- Location among the current constituencies
- Member state: Sweden
- Created: 1995
- MEPs: 22 (1995–2004) 19 (2004–2009) 18 (2009–2011) 20 (2011–present)

Sources

= Sweden (European Parliament constituency) =

Constituency of the European Parliament

Sweden is a European Parliament constituency for elections in the European Union covering the member state of Sweden. It is currently represented by twenty-one Members of the European Parliament.

==Elections==
===1995===

The 1996 election was the first European election for Sweden as it acceded to the Union on 1 January 1995. The elections to elect the 22 Members of the European Parliament for Sweden were held on 17 September 1995.

===1999===

The 1999 European election was the fifth election to the European Parliament and the second for Sweden. The vote took place on 13 June 1999.

===2004===

The 2004 European election was the sixth election to the European Parliament and the third for Sweden. The vote took place on 13 June 2004. The ruling Social Democrats polled poorly, but virtually all the established parties lost ground to the eurosceptic June List.

===2009===

The 2009 European election was the seventh election to the European Parliament and the fourth for Sweden.
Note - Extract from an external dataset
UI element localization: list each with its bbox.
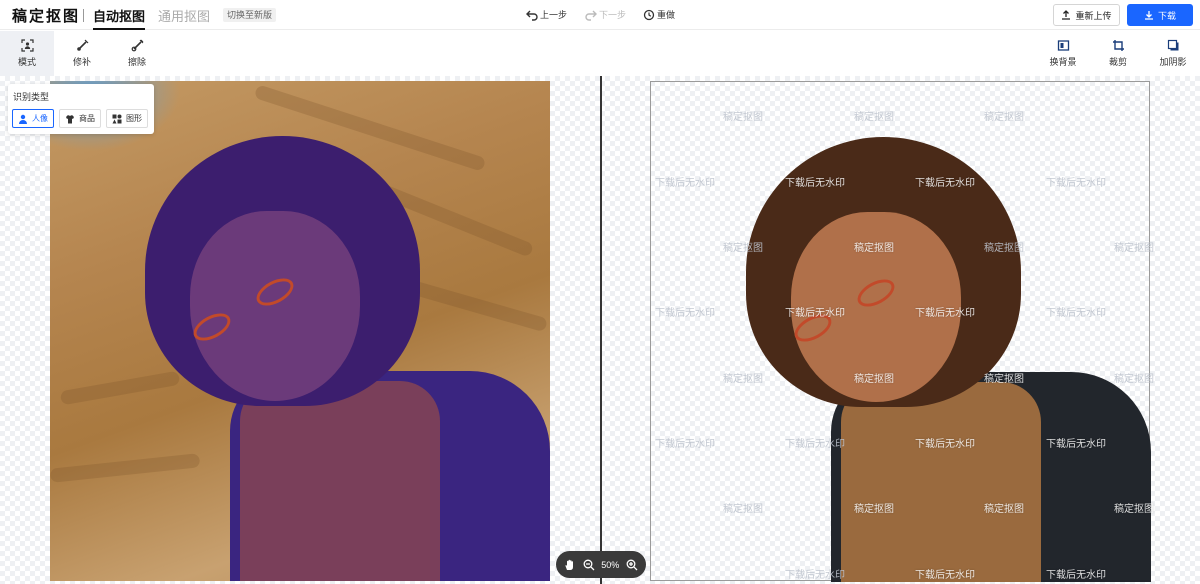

The vote took place on 7 June 2009 The election was held using a modified form of the Sainte-Laguë method of party-list proportional representation using the entire country as a single electoral constituency.

===2014===

The 2014 European election was the eighth election to the European Parliament and the fifth for Sweden. The vote took place on 25 May 2014. At the election, twenty Members of the European Parliament (MEPs) were from the Swedish constituency.

===2019===

The 2019 European election was the ninth election to the European Parliament and the sixth for Sweden. The vote took place on 26 May 2019.

===2024===

The 2024 European election was the tenth election to the European Parliament and the seventh for Sweden.